All this welter of well-bred eccentricity and crumpet-munching terror builds up to that ending. Much has been written about the rightness or wrongness of the final reveal, and we won’t give it all away here, as this is a proper whodunit-style suspense film (‘No-one admitted while the clock is ticking!’ ran the tagline in true Psycho fashion). Suffice to say, it’s a very, very odd ending, almost queasily so, in a Last of the Timelords ‘Oh no, don’t bloody go there!’ stylee. But unlike that, it does make a nasty kind of sense out of the disjointedness that’s gone before, even if it’s some way off from the lofty total satisfaction of a classic Sherlock Holmes or Thriller denouement.
Then again, satisfaction is hardly what this sort of murder mystery is offering – unless, like Coward, you’re perversely up for a bit of sadistic discomfiting comfort. A cosy, Sunday afternoon, all-ends-tied-up pipe-and-slippers thriller this is not, unless the pipe’s lead and the slippers concrete. You’ll leave not on the safe note of a fireplace denouement, but the discordant note of that omnipresent jerky jazz score, with overtones of Lynley’s frightened sigh of a voice and that chorus of sinister children.

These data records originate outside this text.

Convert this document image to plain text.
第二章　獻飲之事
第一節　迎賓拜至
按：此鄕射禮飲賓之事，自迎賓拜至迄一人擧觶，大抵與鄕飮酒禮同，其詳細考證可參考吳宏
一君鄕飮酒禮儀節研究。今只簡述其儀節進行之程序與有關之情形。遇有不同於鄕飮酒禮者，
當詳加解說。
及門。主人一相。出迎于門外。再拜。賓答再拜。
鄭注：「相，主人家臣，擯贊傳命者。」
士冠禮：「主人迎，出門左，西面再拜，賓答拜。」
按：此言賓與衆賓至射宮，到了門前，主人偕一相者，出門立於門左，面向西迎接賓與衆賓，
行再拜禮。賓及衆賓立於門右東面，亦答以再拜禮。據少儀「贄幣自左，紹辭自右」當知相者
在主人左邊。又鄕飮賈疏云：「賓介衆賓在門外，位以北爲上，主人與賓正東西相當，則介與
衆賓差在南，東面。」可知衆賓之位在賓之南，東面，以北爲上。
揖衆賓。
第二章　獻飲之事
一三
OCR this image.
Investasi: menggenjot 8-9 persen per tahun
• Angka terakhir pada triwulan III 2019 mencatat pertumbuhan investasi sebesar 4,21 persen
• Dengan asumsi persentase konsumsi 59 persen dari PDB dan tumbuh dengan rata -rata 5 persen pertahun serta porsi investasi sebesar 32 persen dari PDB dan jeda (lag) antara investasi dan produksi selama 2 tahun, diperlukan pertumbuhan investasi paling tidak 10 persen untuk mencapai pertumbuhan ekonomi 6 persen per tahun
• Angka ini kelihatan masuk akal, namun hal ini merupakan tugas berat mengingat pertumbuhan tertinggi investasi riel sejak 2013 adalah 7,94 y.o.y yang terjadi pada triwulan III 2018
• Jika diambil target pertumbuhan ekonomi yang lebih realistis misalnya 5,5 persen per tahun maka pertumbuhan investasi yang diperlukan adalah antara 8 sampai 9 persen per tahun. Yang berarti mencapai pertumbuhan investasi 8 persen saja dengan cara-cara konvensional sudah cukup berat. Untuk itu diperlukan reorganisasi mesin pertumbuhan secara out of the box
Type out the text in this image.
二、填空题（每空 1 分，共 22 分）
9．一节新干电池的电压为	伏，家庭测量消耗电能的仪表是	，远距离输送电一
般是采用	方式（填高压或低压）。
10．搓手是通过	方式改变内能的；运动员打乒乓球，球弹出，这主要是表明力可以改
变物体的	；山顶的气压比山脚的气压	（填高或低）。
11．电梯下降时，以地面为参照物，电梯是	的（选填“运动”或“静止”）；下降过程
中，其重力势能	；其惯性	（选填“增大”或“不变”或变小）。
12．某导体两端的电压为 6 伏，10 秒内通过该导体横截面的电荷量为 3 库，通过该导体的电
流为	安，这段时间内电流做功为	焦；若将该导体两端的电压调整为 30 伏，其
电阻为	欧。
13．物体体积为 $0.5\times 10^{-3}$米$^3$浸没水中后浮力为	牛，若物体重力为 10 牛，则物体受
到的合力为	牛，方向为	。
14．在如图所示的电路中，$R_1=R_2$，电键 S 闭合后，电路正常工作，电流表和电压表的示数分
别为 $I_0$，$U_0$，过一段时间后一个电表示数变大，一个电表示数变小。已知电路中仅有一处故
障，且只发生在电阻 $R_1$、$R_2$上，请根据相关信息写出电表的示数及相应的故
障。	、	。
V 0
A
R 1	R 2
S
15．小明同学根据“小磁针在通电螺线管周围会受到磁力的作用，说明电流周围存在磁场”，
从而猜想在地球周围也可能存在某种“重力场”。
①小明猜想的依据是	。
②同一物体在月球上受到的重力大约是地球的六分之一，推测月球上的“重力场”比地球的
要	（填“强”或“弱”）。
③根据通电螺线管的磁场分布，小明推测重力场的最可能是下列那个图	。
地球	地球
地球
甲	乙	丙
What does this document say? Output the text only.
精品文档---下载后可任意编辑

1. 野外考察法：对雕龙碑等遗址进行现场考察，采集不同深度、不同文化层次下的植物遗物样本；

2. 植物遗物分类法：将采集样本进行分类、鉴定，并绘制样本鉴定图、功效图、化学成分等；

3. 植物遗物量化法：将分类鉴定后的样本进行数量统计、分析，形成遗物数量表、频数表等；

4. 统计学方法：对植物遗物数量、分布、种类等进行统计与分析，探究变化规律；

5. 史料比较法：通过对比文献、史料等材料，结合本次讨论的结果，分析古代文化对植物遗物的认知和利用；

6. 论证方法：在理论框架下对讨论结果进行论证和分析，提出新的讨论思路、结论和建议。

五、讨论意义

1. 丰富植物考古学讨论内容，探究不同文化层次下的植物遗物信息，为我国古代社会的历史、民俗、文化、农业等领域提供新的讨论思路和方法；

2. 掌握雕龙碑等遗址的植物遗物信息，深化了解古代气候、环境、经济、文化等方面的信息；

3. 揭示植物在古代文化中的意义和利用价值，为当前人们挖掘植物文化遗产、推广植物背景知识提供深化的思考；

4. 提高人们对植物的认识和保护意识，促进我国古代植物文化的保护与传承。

After you’ve folded up a napkin and scraped all that unpleasant taste off your tongue though, what remains is, in the end, oddly cockle-warming. More than a simple mystery, it’s a catalogue of derangement, with the top prizes going to those lovely old Brits. As we’ve said, this was a time when the US studios decided the UK – well, all right then, certain unbombed bits of North London – was where it was at it-wise, and what we’re seeing here is a transition from fruity Brits making cameos as butlers, dowagers and astonished grandees in all-American films, to Yank leading actors being shipped over the pond and thrown in amongst them. Finally, we get to meet the yanks on our terms, our lovely batty old character actors get a rare chance to play at home, and grasp it with both hands. And the result, as we see, is delirious panic, but always with a salty tang of black comedy running through it. But Brit viewers shouldn’t get too comfortable, because the most chilling ending of all is still to be played out, as we read: ‘Reese Witherspoon is developing a remake of Bunny Lake which she will produce and star in.’ A return match? Please, no!